10 Minutes 17 Seconds, 22mb
The example of the Fell Farming Trainees project illustrates how action led by the reality of people’s needs contributes to pioneering new ways of creating employment opportunities for young people and replenish the hill farming population.
One of the biggest concerns for the hill farming community in and around the English Lake District is "where are the hill farmers of the future going to come from?”. Some young people still want to be hill farmers but it is hard for them to get a foot on the ladder unless they have a farm to take over. Currently there are almost no small hill farms to rent, land and local houses are unaffordable, hill farm incomes are falling as production subsidies are replaced by the Single Farm Payment and the foot and mouth epidemic in 2001 exposed the sector’s vulnerability to outside shocks.
Responding to this concern the Fells and Dales LEADER + programme developed The Fell Farming Trainees Project in 2004. Six clusters of farmers each took a local young person under their wing and trained and mentored them through direct work experience on their farms for eighteen months. In return the farmers benefited from the young peoples’ energy, motivation and hard work. The trainees were also given business training and support to set up as self employed skilled livestock contractors. Two and a half years later all are still successfully trading.

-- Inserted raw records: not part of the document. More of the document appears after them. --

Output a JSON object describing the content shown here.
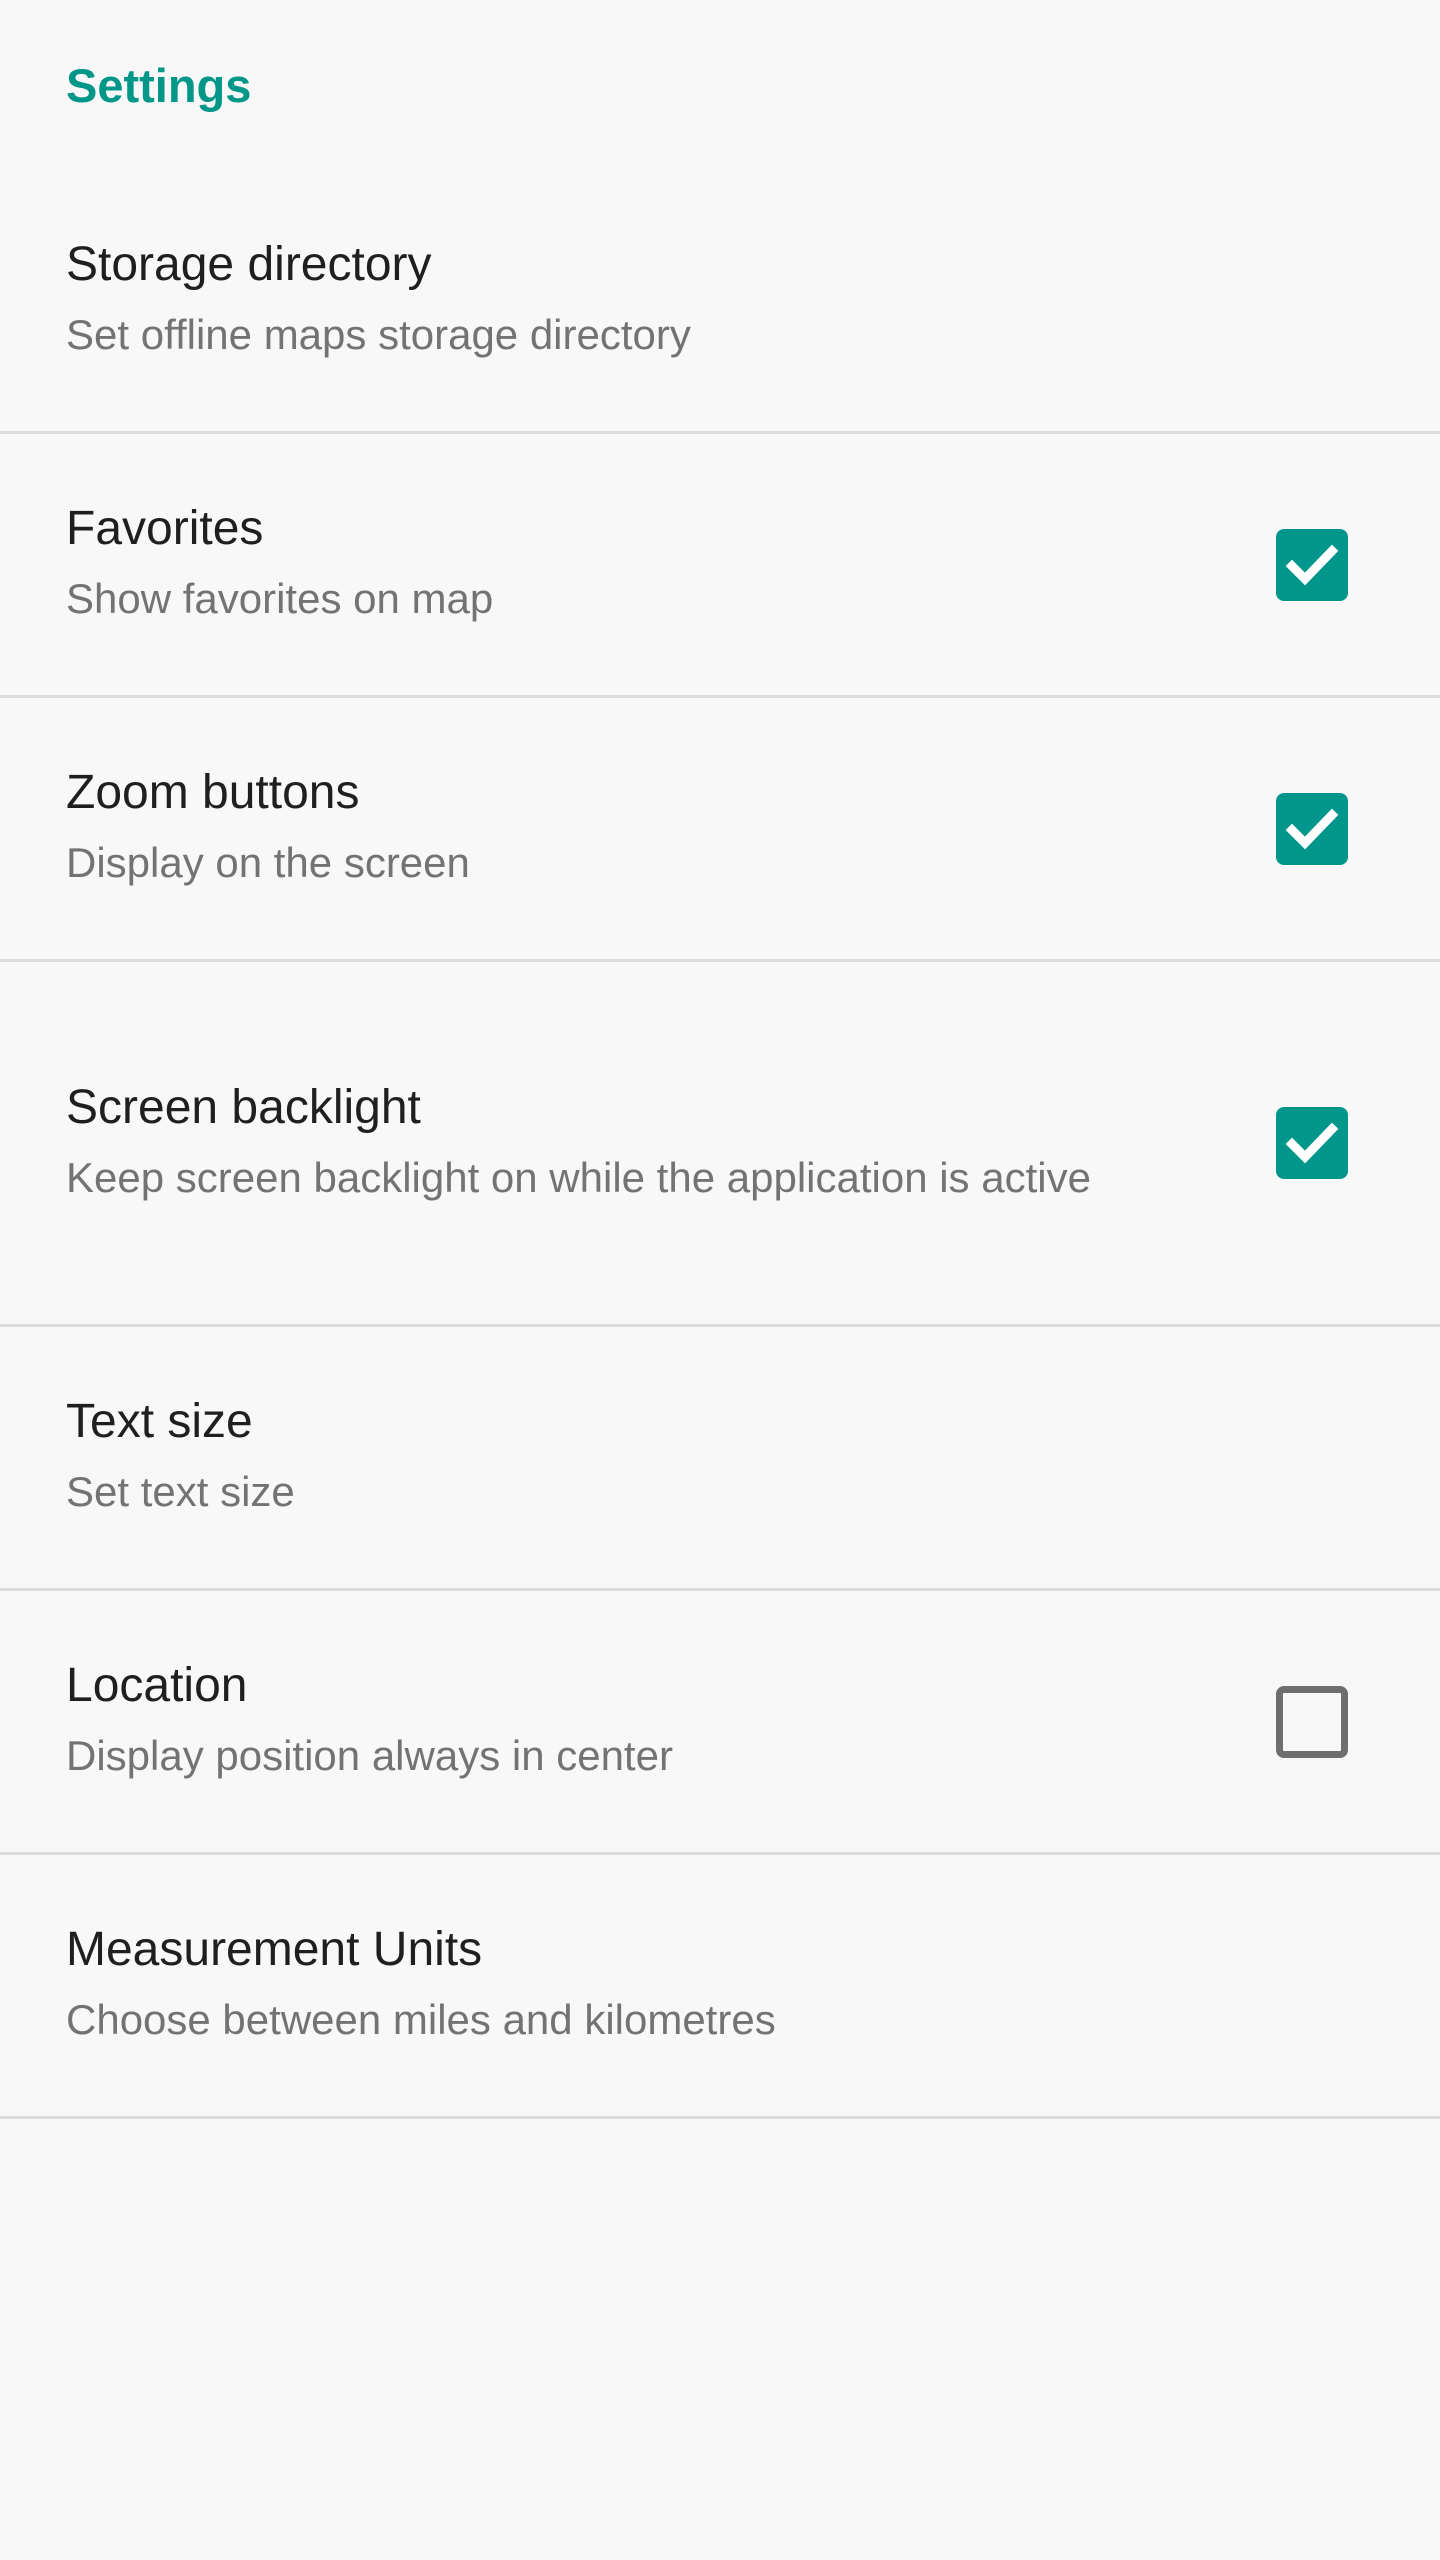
{
  "header": {
    "title": "Settings",
    "accent_color": "#009688"
  },
  "theme": {
    "background": "#f8f8f8",
    "divider": "#dcdcdc",
    "title_color": "#1f1f1f",
    "subtitle_color": "#737373",
    "checkbox_checked_fill": "#00968b",
    "checkbox_unchecked_border": "#6e6e6e",
    "checkmark_color": "#ffffff"
  },
  "settings": {
    "items": [
      {
        "title": "Storage directory",
        "subtitle": "Set offline maps storage directory",
        "control": "none",
        "checked": null
      },
      {
        "title": "Favorites",
        "subtitle": "Show favorites on map",
        "control": "checkbox",
        "checked": true
      },
      {
        "title": "Zoom buttons",
        "subtitle": "Display on the screen",
        "control": "checkbox",
        "checked": true
      },
      {
        "title": "Screen backlight",
        "subtitle": "Keep screen backlight on while the application is active",
        "control": "checkbox",
        "checked": true
      },
      {
        "title": "Text size",
        "subtitle": "Set text size",
        "control": "none",
        "checked": null
      },
      {
        "title": "Location",
        "subtitle": "Display position always in center",
        "control": "checkbox",
        "checked": false
      },
      {
        "title": "Measurement Units",
        "subtitle": "Choose between miles and kilometres",
        "control": "none",
        "checked": null
      }
    ]
  }
}
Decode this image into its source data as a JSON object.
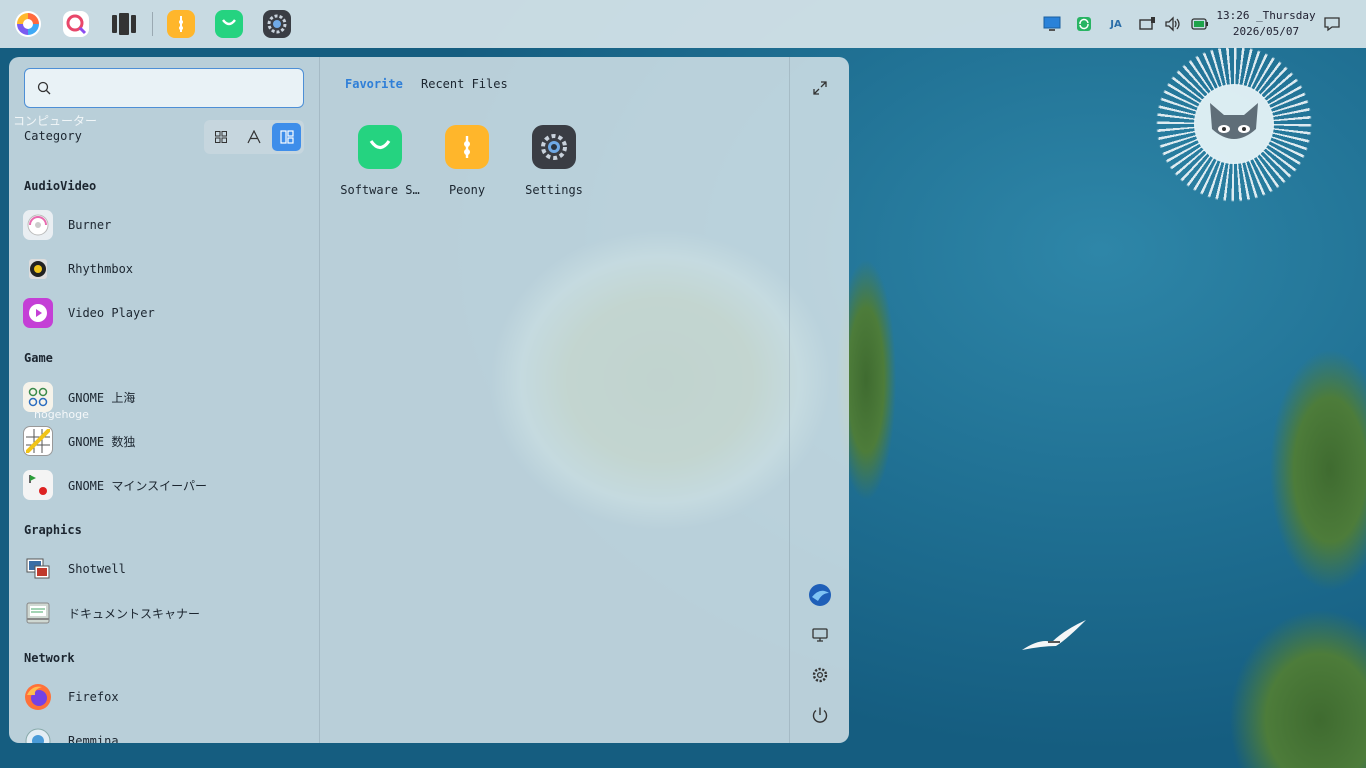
{
  "dock": {
    "apps": [
      {
        "name": "launcher",
        "icon": "launcher-icon"
      },
      {
        "name": "search",
        "icon": "search-app-icon"
      },
      {
        "name": "multitask",
        "icon": "multitask-icon"
      },
      {
        "name": "peony",
        "icon": "peony-icon"
      },
      {
        "name": "software-store",
        "icon": "software-store-icon"
      },
      {
        "name": "settings",
        "icon": "settings-icon"
      }
    ]
  },
  "tray": {
    "ime_label": "JA"
  },
  "clock": {
    "time": "13:26 _Thursday",
    "date": "2026/05/07"
  },
  "launcher": {
    "search": {
      "value": "",
      "placeholder": ""
    },
    "ghost_label": "コンピューター",
    "category_title": "Category",
    "view_modes": [
      "grid",
      "letter",
      "category"
    ],
    "groups": [
      {
        "title": "AudioVideo",
        "apps": [
          "Burner",
          "Rhythmbox",
          "Video Player"
        ]
      },
      {
        "title": "Game",
        "apps": [
          "GNOME 上海",
          "GNOME 数独",
          "GNOME マインスイーパー"
        ]
      },
      {
        "title": "Graphics",
        "apps": [
          "Shotwell",
          "ドキュメントスキャナー"
        ]
      },
      {
        "title": "Network",
        "apps": [
          "Firefox",
          "Remmina"
        ]
      }
    ],
    "desktop_folder_label": "nogehoge",
    "tabs": {
      "favorite": "Favorite",
      "recent": "Recent Files"
    },
    "favorites": [
      "Software S…",
      "Peony",
      "Settings"
    ]
  },
  "colors": {
    "accent": "#3f8eea",
    "panel": "#d4e2e8"
  }
}
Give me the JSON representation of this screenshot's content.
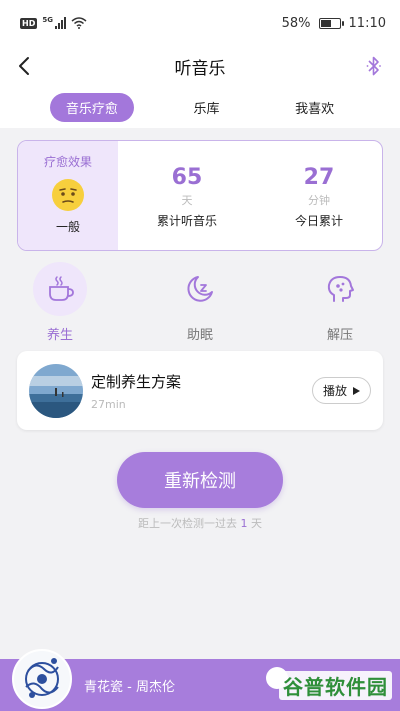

For example, one ex-trainee maintains a portfolio of work with his original farmer group as well as having new customers. He is regarded as an important resource and part of the local farming community and he recently managed to rent a housing association flat in the centre of his area. Life is not perfect though, his rent is steep at £100 per week and he does not have anywhere to keep his sheep dogs and other essential equipment. One of his farmer clients has stepped in to provide him with dog kennels and a small shed, but it would be handier if they were on his doorstep.
The project has worked in ways to encourage initiative, self help and mutual help from local farmers and the trainees. It has fostered action led by the reality of people’s needs and not the needs of those in charge of the resources. The whole process has enabled the trainees and farmers to develop skills and increased confidence that may open up avenues for future collective activity to ensure that hill farming continues into the future.